In a world full of filters – both literally and figuratively – the art of an authentic conversation has become endangered. Often times we find ourselves so paralyzed by opposing opinions that we feel the only respectable place to be is in neutral. It begs the question that in a world which appears to be blossoming with elevated vocality by some… are our individual voices getting lost in the mix?
From conversing with peers and team members to communication with family and loved ones, topics such as race, religion, equality and politics to name a few can easily become intense. While there is nothing wrong with opposing opinions – and arguably the confluence of them can breed great outcomes – the word “can” is important to note. How communication is delivered, how information is received and how individuals choose to respond to it all determines whether or not opposing views can co-exist.

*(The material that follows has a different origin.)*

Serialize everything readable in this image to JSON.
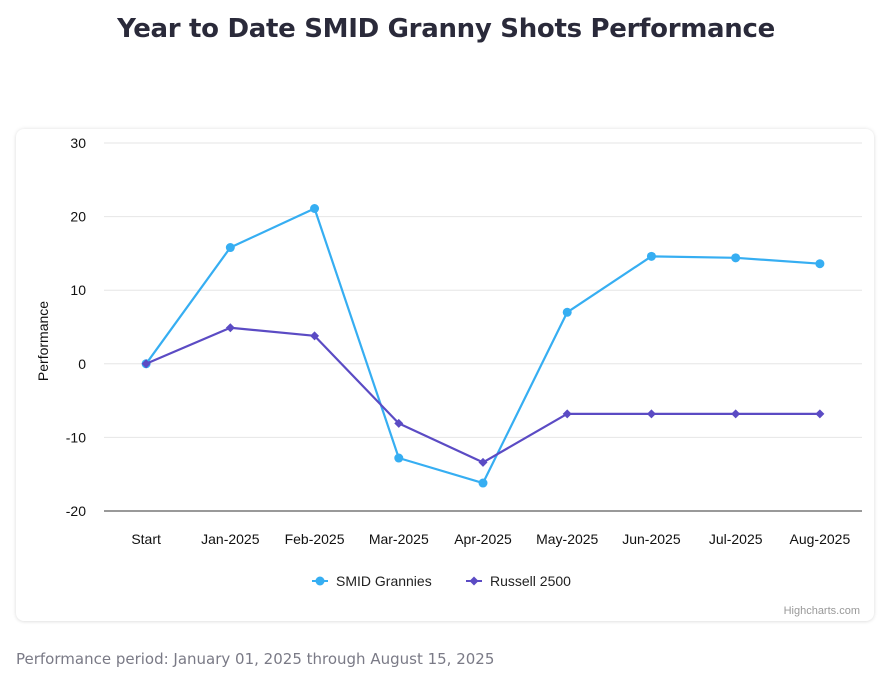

“If you want to be a good conversationalist, be a good listener. To be interesting, be interested.” – Dale Carnegie
In a divided world that is craving unity, perhaps the right next step is learning how to have compassionate and authentic conversations. We often here sentences begin with “I’m sorry, but…” followed by someone’s opinion. Whether in a personal or professional setting this literally has us apologizing before we have even finished our sentence. At what point did it become okay to feel bad for having an opinion? While how an opinion is expressed and received can certainly go haywire, simply having one should not be something that comes with shame or keeps us from being able to express our views in a respectful way.
In order to have an unapologetic authentic conversation, consider these key steps:
- Seek first to listen. Check your ego at the door and truly hear what the person is sharing – without prepping your reply.

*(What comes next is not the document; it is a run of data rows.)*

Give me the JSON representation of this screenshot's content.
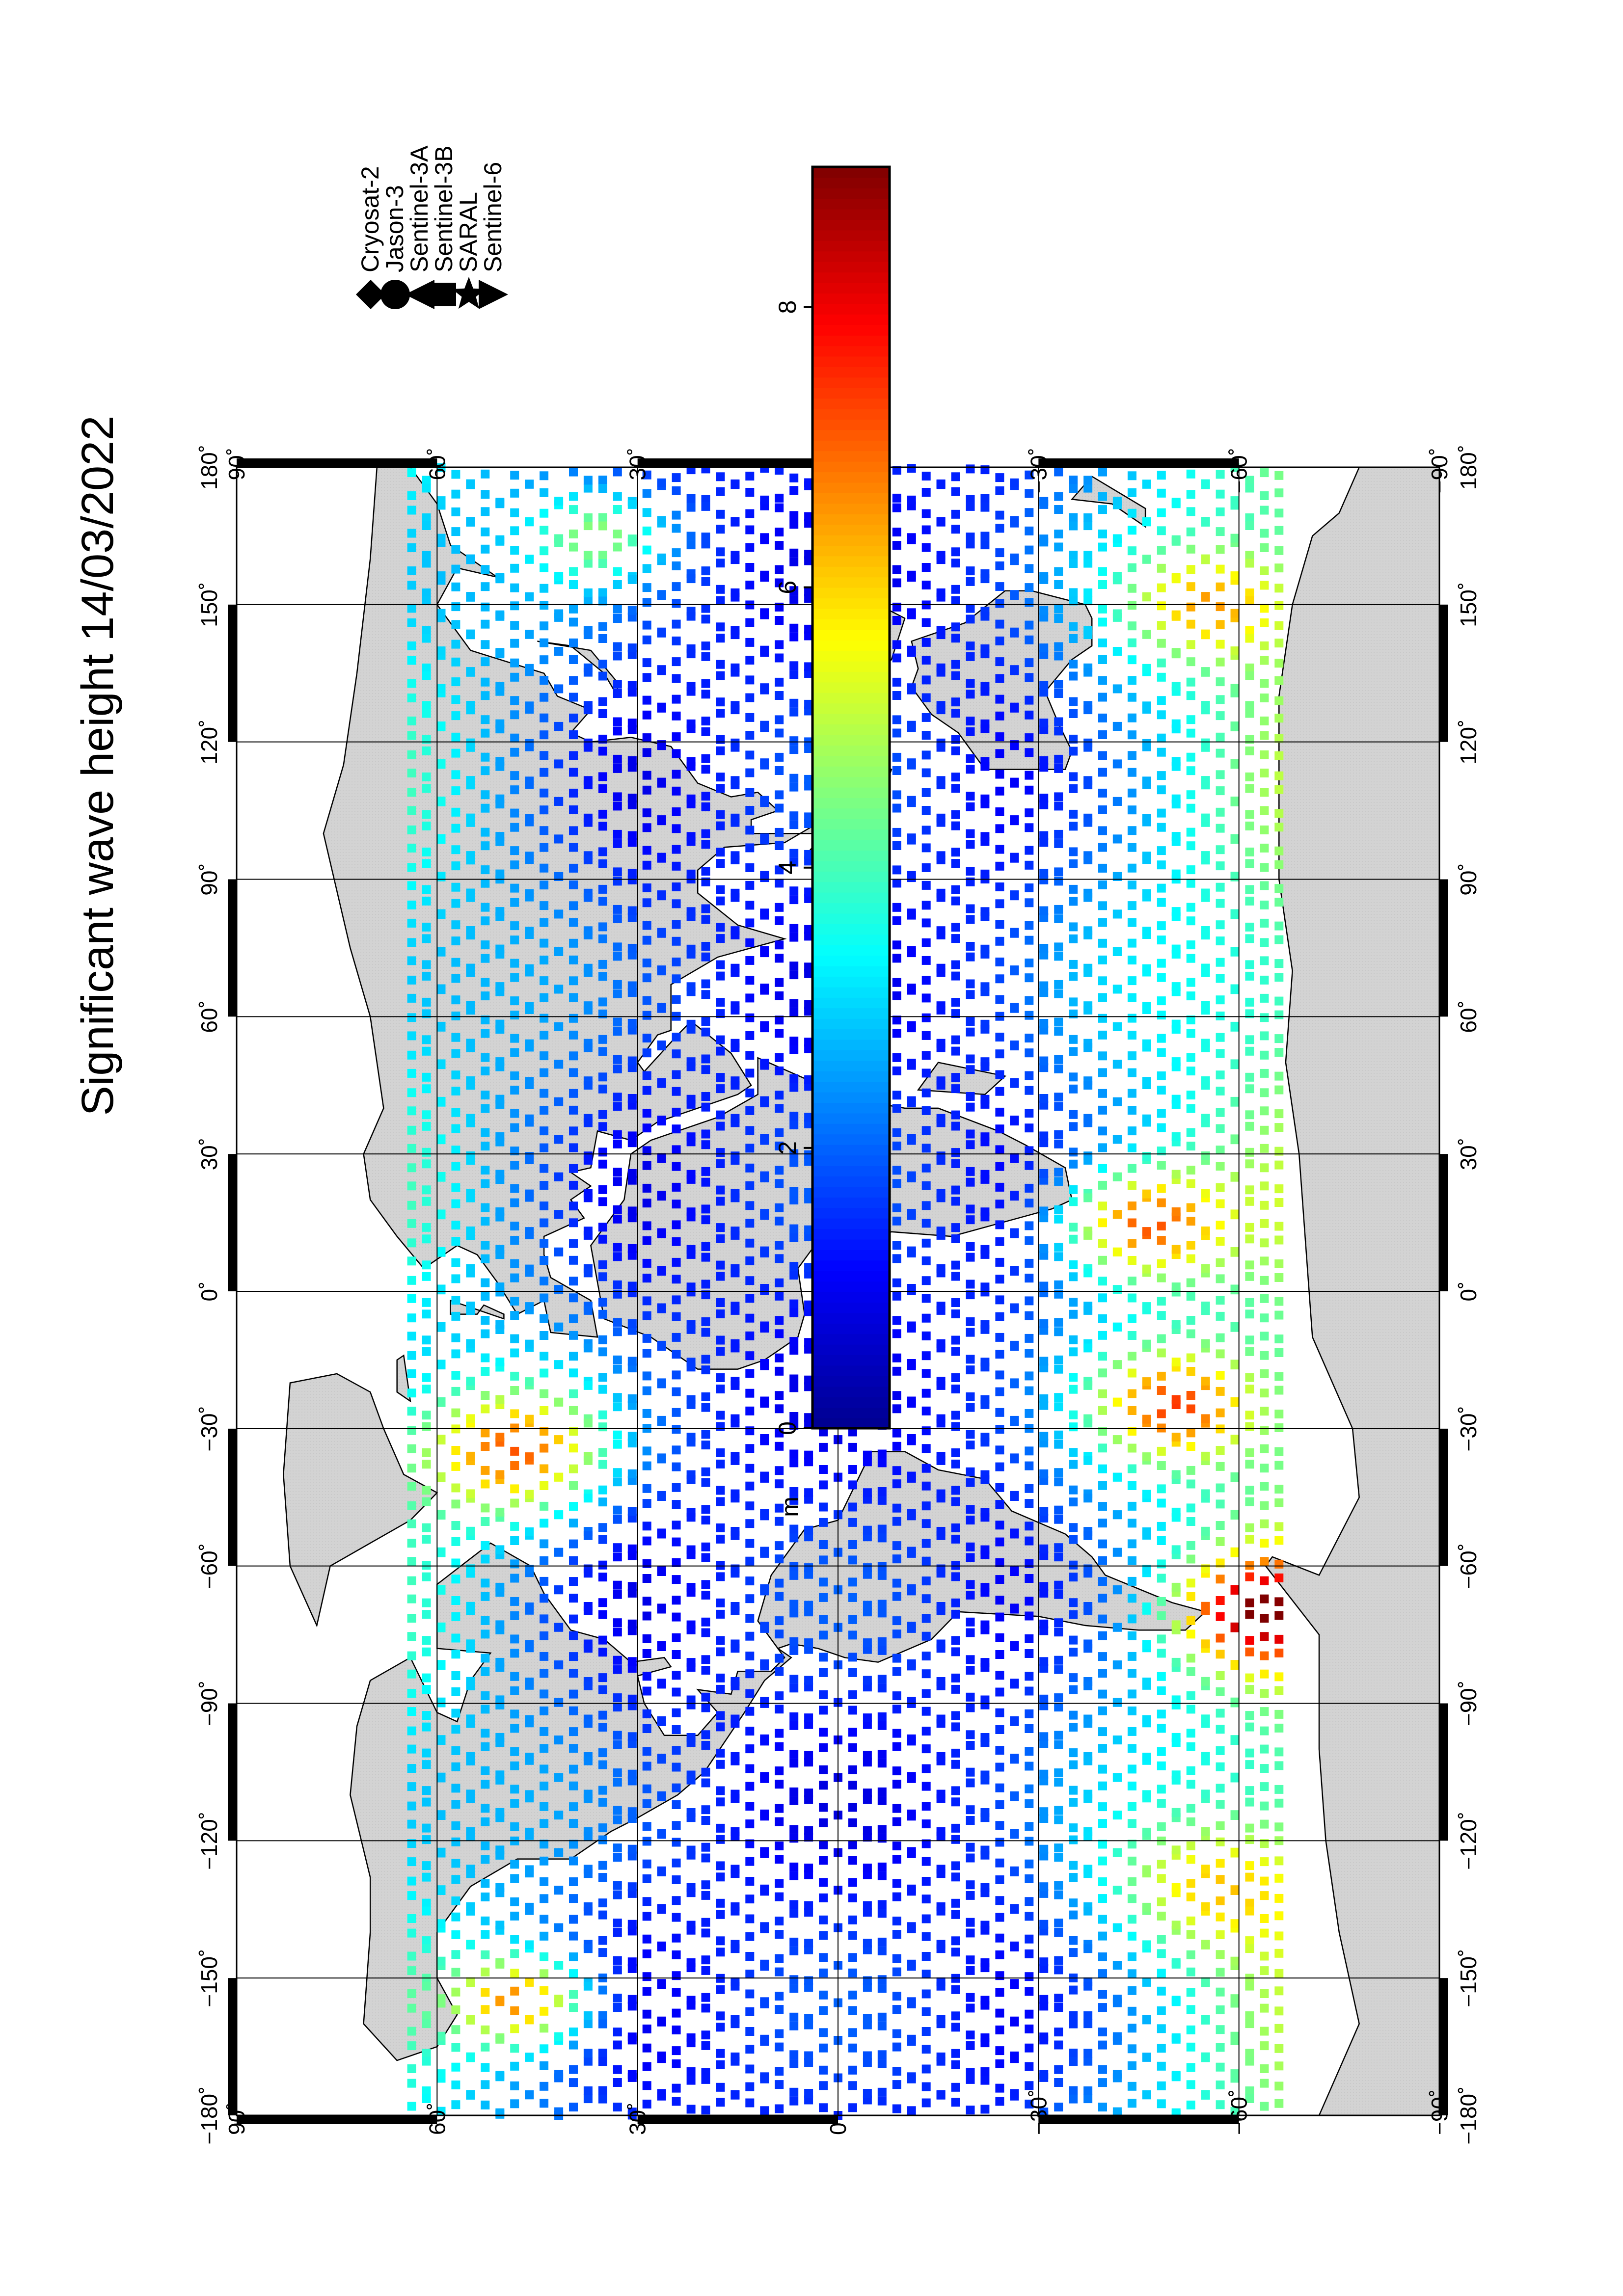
{
  "map": {
    "title": "Significant wave height 14/03/2022",
    "projection": "plate carree (rotated 90°)",
    "lon_range": [
      -180,
      180
    ],
    "lat_range": [
      -90,
      90
    ],
    "lon_ticks": [
      {
        "v": -180,
        "label": "−180˚"
      },
      {
        "v": -150,
        "label": "−150˚"
      },
      {
        "v": -120,
        "label": "−120˚"
      },
      {
        "v": -90,
        "label": "−90˚"
      },
      {
        "v": -60,
        "label": "−60˚"
      },
      {
        "v": -30,
        "label": "−30˚"
      },
      {
        "v": 0,
        "label": "0˚"
      },
      {
        "v": 30,
        "label": "30˚"
      },
      {
        "v": 60,
        "label": "60˚"
      },
      {
        "v": 90,
        "label": "90˚"
      },
      {
        "v": 120,
        "label": "120˚"
      },
      {
        "v": 150,
        "label": "150˚"
      },
      {
        "v": 180,
        "label": "180˚"
      }
    ],
    "lat_ticks": [
      {
        "v": 90,
        "label": "90˚"
      },
      {
        "v": 60,
        "label": "60˚"
      },
      {
        "v": 30,
        "label": "30˚"
      },
      {
        "v": 0,
        "label": "0˚"
      },
      {
        "v": -30,
        "label": "−30˚"
      },
      {
        "v": -60,
        "label": "−60˚"
      },
      {
        "v": -90,
        "label": "−90˚"
      }
    ],
    "land_color": "#d3d3d3",
    "ocean_color": "#ffffff"
  },
  "legend": {
    "satellites": [
      {
        "name": "Cryosat-2",
        "marker": "diamond"
      },
      {
        "name": "Jason-3",
        "marker": "circle"
      },
      {
        "name": "Sentinel-3A",
        "marker": "triangle-left"
      },
      {
        "name": "Sentinel-3B",
        "marker": "square"
      },
      {
        "name": "SARAL",
        "marker": "star"
      },
      {
        "name": "Sentinel-6",
        "marker": "triangle-right"
      }
    ]
  },
  "colorbar": {
    "unit": "m",
    "range": [
      0,
      9
    ],
    "ticks": [
      {
        "v": 0,
        "label": "0"
      },
      {
        "v": 2,
        "label": "2"
      },
      {
        "v": 4,
        "label": "4"
      },
      {
        "v": 6,
        "label": "6"
      },
      {
        "v": 8,
        "label": "8"
      }
    ],
    "colors": [
      "#00008f",
      "#0000ff",
      "#007fff",
      "#00ffff",
      "#7fff7f",
      "#ffff00",
      "#ff7f00",
      "#ff0000",
      "#7f0000"
    ]
  }
}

- Seek to understand. Instead of making it about being right or wrong, ask questions that can help the person sharing educate you on how they arrived at their opinion or position.

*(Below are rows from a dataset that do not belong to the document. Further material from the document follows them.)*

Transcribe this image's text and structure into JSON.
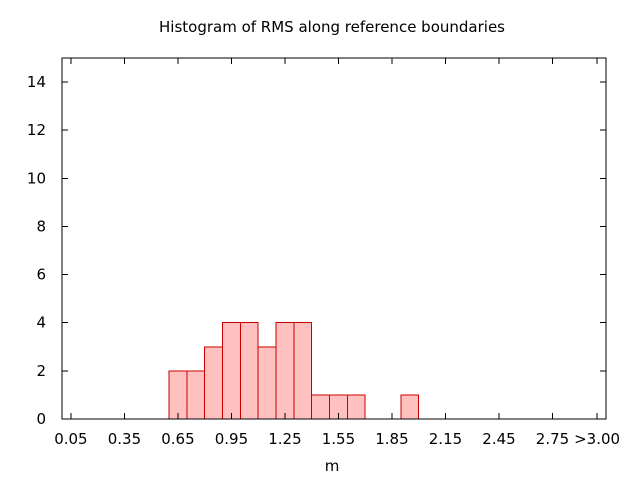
{
  "chart_data": {
    "type": "bar",
    "title": "Histogram of RMS along reference boundaries",
    "xlabel": "m",
    "ylabel": "",
    "x_ticks": [
      "0.05",
      "0.35",
      "0.65",
      "0.95",
      "1.25",
      "1.55",
      "1.85",
      "2.15",
      "2.45",
      "2.75",
      ">3.00"
    ],
    "y_ticks": [
      "0",
      "2",
      "4",
      "6",
      "8",
      "10",
      "12",
      "14"
    ],
    "ylim": [
      0,
      15
    ],
    "xlim": [
      0.0,
      3.05
    ],
    "bin_width": 0.1,
    "bins": [
      {
        "left": 0.6,
        "count": 2
      },
      {
        "left": 0.7,
        "count": 2
      },
      {
        "left": 0.8,
        "count": 3
      },
      {
        "left": 0.9,
        "count": 4
      },
      {
        "left": 1.0,
        "count": 4
      },
      {
        "left": 1.1,
        "count": 3
      },
      {
        "left": 1.2,
        "count": 4
      },
      {
        "left": 1.3,
        "count": 4
      },
      {
        "left": 1.4,
        "count": 1
      },
      {
        "left": 1.5,
        "count": 1
      },
      {
        "left": 1.6,
        "count": 1
      },
      {
        "left": 1.9,
        "count": 1
      }
    ],
    "bar_fill": "#ffc0c0",
    "bar_stroke": "#cc0000",
    "grid": false,
    "legend": "none"
  }
}
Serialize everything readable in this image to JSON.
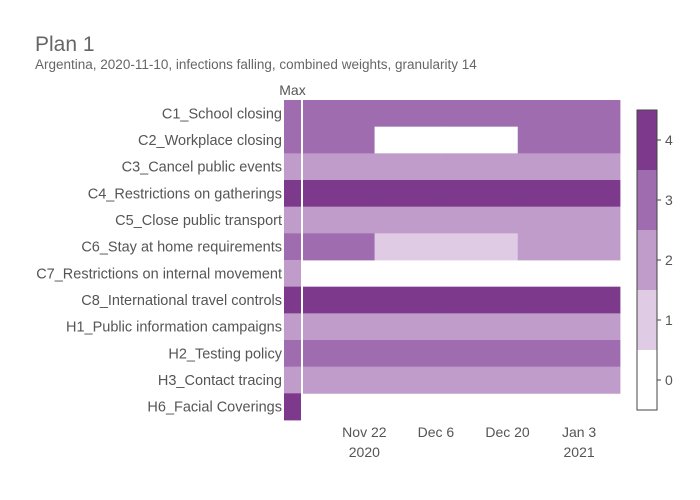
{
  "chart_data": {
    "type": "heatmap",
    "title": "Plan 1",
    "subtitle": "Argentina, 2020-11-10, infections falling, combined weights, granularity 14",
    "max_column_label": "Max",
    "rows": [
      "C1_School closing",
      "C2_Workplace closing",
      "C3_Cancel public events",
      "C4_Restrictions on gatherings",
      "C5_Close public transport",
      "C6_Stay at home requirements",
      "C7_Restrictions on internal movement",
      "C8_International travel controls",
      "H1_Public information campaigns",
      "H2_Testing policy",
      "H3_Contact tracing",
      "H6_Facial Coverings"
    ],
    "max_values": [
      3,
      3,
      2,
      4,
      2,
      3,
      2,
      4,
      2,
      3,
      2,
      4
    ],
    "period_starts": [
      "2020-11-10",
      "2020-11-24",
      "2020-12-08",
      "2020-12-22"
    ],
    "period_end": "2021-01-11",
    "values": [
      [
        3,
        3,
        3,
        3
      ],
      [
        3,
        0,
        0,
        3
      ],
      [
        2,
        2,
        2,
        2
      ],
      [
        4,
        4,
        4,
        4
      ],
      [
        2,
        2,
        2,
        2
      ],
      [
        3,
        1,
        1,
        2
      ],
      [
        null,
        null,
        null,
        null
      ],
      [
        4,
        4,
        4,
        4
      ],
      [
        2,
        2,
        2,
        2
      ],
      [
        3,
        3,
        3,
        3
      ],
      [
        2,
        2,
        2,
        2
      ],
      [
        null,
        null,
        null,
        null
      ]
    ],
    "x_ticks": [
      {
        "date": "2020-11-22",
        "label": "Nov 22",
        "sublabel": "2020"
      },
      {
        "date": "2020-12-06",
        "label": "Dec 6",
        "sublabel": ""
      },
      {
        "date": "2020-12-20",
        "label": "Dec 20",
        "sublabel": ""
      },
      {
        "date": "2021-01-03",
        "label": "Jan 3",
        "sublabel": "2021"
      }
    ],
    "colorscale": {
      "levels": [
        0,
        1,
        2,
        3,
        4
      ],
      "colors": [
        "#ffffff",
        "#e0cbe4",
        "#bf9cc9",
        "#9f6daf",
        "#7d3a8c"
      ],
      "tick_labels": [
        "0",
        "1",
        "2",
        "3",
        "4"
      ],
      "range": [
        -0.5,
        4.5
      ]
    }
  }
}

- Seek to honor the person’s truth. What is unique and true for each person is unique and true to them. And that is ok – as your unique truth is yours as well.
- Creating space to hear someone is an active practice and one that nurtures unity alongside true connection. It also breeds a judgement free zone where opposing views can live in harmony. While there may always be a degree of division between humans, we can all do our part to help minimize the destruction that can come from it. After all, it is often said that the power of one united voice will always be stronger than two divided voices.